Don't get me wrong, docker is one of the most frustrating technologies I've used (partly because it shows such promise), but a lot of the problems he describes can be sorted with the most cursory Google.

4 comments

> I agree with most of the points here, but some stuff is misleading. For example the "you have to rebuild after everything that code change" is ridiculous. Just use "COPY SRC/ /app" In your dockerfile, and in dev mount SRC/ as a volume over /app. There, hot reloading sorted for development.

The article _specifically_ refers to production environments, and, by extension, staging servers:

“Good practices dictate that you don’t mount your source code directory in the docker container in production.
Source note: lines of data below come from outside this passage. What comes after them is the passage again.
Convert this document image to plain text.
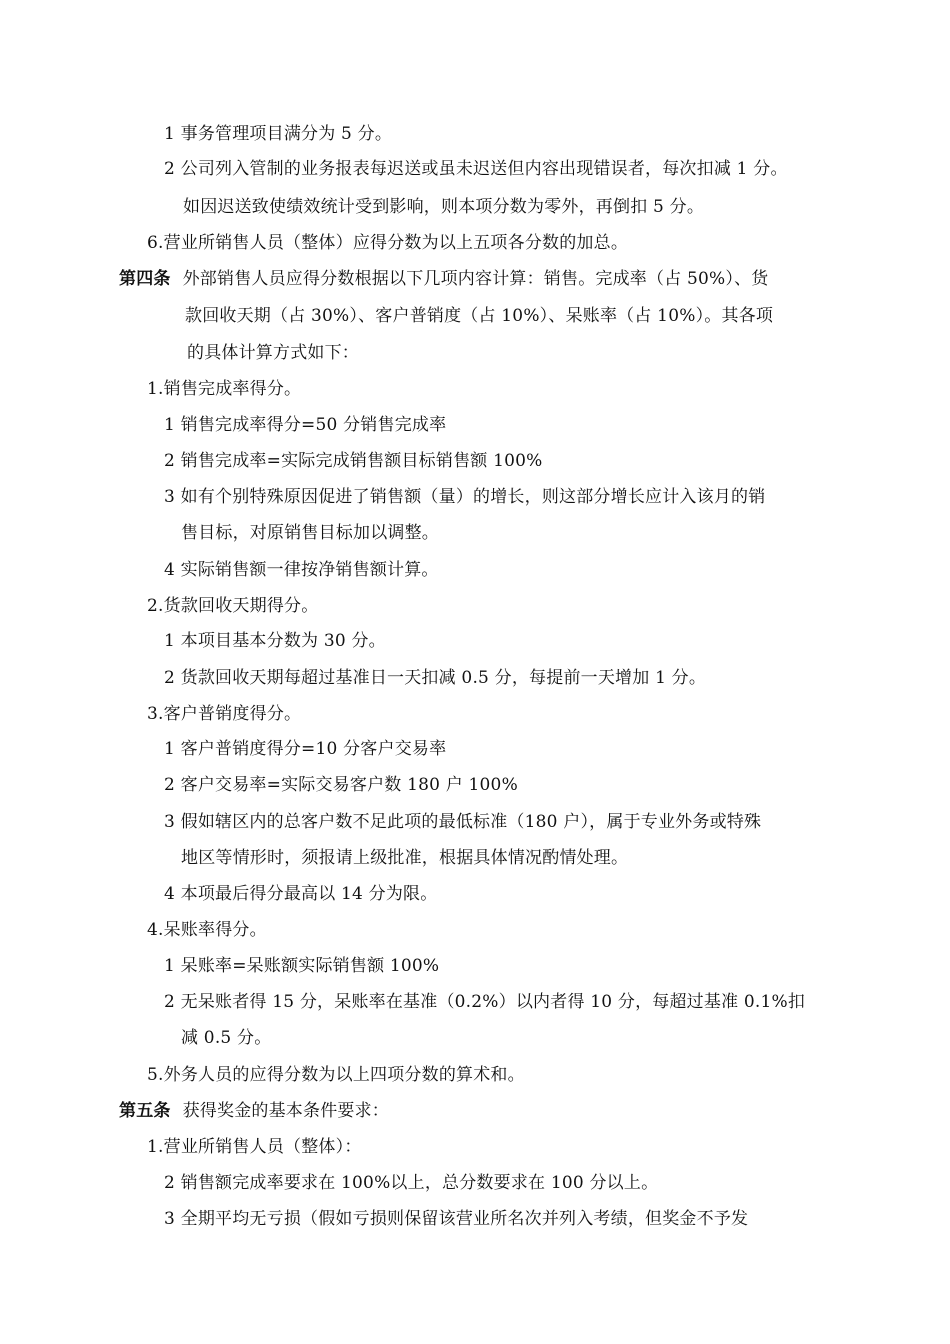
1 事务管理项目满分为 5 分。
2 公司列入管制的业务报表每迟送或虽未迟送但内容出现错误者，每次扣减 1 分。
如因迟送致使绩效统计受到影响，则本项分数为零外，再倒扣 5 分。
6.营业所销售人员（整体）应得分数为以上五项各分数的加总。
第四条 外部销售人员应得分数根据以下几项内容计算：销售。完成率（占 50%）、货
款回收天期（占 30%）、客户普销度（占 10%）、呆账率（占 10%）。其各项
的具体计算方式如下：
1.销售完成率得分。
1 销售完成率得分=50 分销售完成率
2 销售完成率=实际完成销售额目标销售额 100%
3 如有个别特殊原因促进了销售额（量）的增长，则这部分增长应计入该月的销
售目标，对原销售目标加以调整。
4 实际销售额一律按净销售额计算。
2.货款回收天期得分。
1 本项目基本分数为 30 分。
2 货款回收天期每超过基准日一天扣减 0.5 分，每提前一天增加 1 分。
3.客户普销度得分。
1 客户普销度得分=10 分客户交易率
2 客户交易率=实际交易客户数 180 户 100%
3 假如辖区内的总客户数不足此项的最低标准（180 户），属于专业外务或特殊
地区等情形时，须报请上级批准，根据具体情况酌情处理。
4 本项最后得分最高以 14 分为限。
4.呆账率得分。
1 呆账率=呆账额实际销售额 100%
2 无呆账者得 15 分，呆账率在基准（0.2%）以内者得 10 分，每超过基准 0.1%扣
减 0.5 分。
5.外务人员的应得分数为以上四项分数的算术和。
第五条 获得奖金的基本条件要求：
1.营业所销售人员（整体）：
2 销售额完成率要求在 100%以上，总分数要求在 100 分以上。
3 全期平均无亏损（假如亏损则保留该营业所名次并列入考绩，但奖金不予发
Which means you also have to rebuild the image on test/staging server every time you make a single line of code change.”

Then it also states in the “logging” section that, contrary to the development environment “On production, since your source code directory isn’t mounted in container […];” so they clearly _are_ mounting the source code in the development containers.

Yes, you have to rebuild your image to deploy a new version. But are you really changing code in production on the fly? This seems dangerous.
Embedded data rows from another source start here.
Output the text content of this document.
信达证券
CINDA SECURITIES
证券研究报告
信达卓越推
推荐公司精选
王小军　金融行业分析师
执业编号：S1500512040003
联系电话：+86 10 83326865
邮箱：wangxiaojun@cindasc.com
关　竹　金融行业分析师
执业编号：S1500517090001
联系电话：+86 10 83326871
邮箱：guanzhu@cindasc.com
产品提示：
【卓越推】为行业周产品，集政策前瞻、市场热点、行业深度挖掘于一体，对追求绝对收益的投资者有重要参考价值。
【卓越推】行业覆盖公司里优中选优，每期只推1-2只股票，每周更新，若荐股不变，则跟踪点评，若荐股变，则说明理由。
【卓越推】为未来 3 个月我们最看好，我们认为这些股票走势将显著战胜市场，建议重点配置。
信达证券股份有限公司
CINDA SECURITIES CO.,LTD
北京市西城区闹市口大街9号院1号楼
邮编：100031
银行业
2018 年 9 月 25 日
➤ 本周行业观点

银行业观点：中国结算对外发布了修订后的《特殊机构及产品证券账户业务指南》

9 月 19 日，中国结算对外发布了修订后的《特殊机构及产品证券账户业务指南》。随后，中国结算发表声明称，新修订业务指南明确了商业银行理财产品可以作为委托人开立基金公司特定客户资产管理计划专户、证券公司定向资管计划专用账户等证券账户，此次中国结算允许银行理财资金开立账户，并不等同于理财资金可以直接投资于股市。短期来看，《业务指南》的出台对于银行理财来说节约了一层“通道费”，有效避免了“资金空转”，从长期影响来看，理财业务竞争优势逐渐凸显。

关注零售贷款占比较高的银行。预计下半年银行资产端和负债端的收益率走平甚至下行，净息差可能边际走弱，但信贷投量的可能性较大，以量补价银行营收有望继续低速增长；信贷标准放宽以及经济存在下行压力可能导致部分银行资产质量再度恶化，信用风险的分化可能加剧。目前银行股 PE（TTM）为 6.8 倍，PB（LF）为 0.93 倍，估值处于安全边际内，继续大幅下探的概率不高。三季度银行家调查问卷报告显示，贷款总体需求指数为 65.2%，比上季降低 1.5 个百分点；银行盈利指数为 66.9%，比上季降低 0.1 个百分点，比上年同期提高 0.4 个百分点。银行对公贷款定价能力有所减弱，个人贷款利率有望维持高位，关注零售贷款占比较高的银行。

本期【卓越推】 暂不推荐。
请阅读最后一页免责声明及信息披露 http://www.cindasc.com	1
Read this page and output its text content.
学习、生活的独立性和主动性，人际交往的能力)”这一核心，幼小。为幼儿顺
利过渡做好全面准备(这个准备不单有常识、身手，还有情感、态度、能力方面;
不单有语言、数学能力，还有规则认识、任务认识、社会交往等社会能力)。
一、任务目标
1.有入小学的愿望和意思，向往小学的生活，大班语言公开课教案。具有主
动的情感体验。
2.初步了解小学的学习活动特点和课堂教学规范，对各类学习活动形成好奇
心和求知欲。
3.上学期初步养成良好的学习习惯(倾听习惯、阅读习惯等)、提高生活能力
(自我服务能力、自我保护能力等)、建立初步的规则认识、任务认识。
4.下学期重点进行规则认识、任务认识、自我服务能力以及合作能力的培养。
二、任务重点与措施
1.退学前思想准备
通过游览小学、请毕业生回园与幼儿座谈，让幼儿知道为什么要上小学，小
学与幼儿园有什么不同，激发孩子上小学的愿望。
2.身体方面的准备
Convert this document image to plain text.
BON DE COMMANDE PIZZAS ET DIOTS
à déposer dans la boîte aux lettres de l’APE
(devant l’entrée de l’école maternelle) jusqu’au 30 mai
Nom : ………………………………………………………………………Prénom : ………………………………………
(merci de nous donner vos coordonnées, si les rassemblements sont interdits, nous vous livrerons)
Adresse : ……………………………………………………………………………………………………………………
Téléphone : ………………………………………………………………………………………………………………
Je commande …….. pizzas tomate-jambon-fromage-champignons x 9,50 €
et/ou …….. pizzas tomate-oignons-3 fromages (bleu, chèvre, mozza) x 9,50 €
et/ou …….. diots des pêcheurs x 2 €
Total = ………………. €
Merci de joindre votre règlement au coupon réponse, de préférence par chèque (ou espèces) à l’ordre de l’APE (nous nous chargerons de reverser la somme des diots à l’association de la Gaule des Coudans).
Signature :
Also something that can technically be done with Docker, just it's really not a good idea (and that has nothing to do with Docker).
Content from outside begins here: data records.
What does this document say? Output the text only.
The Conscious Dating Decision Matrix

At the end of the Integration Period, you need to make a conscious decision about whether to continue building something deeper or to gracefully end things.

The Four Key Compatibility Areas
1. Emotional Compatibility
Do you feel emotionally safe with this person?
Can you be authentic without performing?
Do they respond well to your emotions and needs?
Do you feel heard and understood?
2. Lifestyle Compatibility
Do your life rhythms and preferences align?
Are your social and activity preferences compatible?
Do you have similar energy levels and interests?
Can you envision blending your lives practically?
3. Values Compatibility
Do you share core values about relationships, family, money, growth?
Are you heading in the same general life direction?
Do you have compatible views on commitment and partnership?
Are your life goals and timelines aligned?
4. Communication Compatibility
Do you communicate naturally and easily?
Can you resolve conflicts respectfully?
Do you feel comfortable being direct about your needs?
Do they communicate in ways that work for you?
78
Oh right, sorry, I thought it was obvious that you have to 'rebuild' the image when a code changes. But if you have a "COPY src/ /app" as the last command in your dockerfile then that's not an expensive operation as all the previous ones are cached.

Unless you change your system packages or add a new line to your requirements.txt, in which case the cache would be invalidated and the build takes longer.

But... it's done by your CI server anyway, so...

Perhaps the article should rephrase it as "it's very complicated to learn how to do it properly, and not obvious when you're doing it wrong".

My experience with Docker is that Google searches often turn up with configurations that other Google searches will say are a bad idea. There don't seem to be any kind of well-documented emergent best practices.

yes, that's pretty much what I meant. Our usage scope has been limited and so has been the time/resources we were willing to invest into researching fixes for things which were obvious for us before.
What do you use to restart the app inside the container when the code changes?
Because since the source code folder was not mounted on the container, we had to rebuild the image with the updated code and then restart the container. On dev machines, since the source folder is mounted, django runserver's autoreload function works as usual.
Grandparent is referring to hot reloading, wherein the application itself recognizes changed source files and reloads them on the fly. A common feature of server-side MVC frameworks like Django, Rails, etc.
Often times I'll just run the container interactively with a shell and start/stop the app manually as if it was running locally while doing development work, almost as if its a super lightweight Vagrant setup.

So, something like docker run -it -v /path/to/source:/app my_image /bin/bash

I use pm2 with --watch parameter inside the container, the code is mounted, so I can edit outside, but I don't need to restart the app. I do webpack -w locally though to simplify.
exactly, I wish he didn't make such a big oversight and do development w/o hot reload!
>> do development w/o hot reload!

We didn't. Please read the relevant sections again carefully.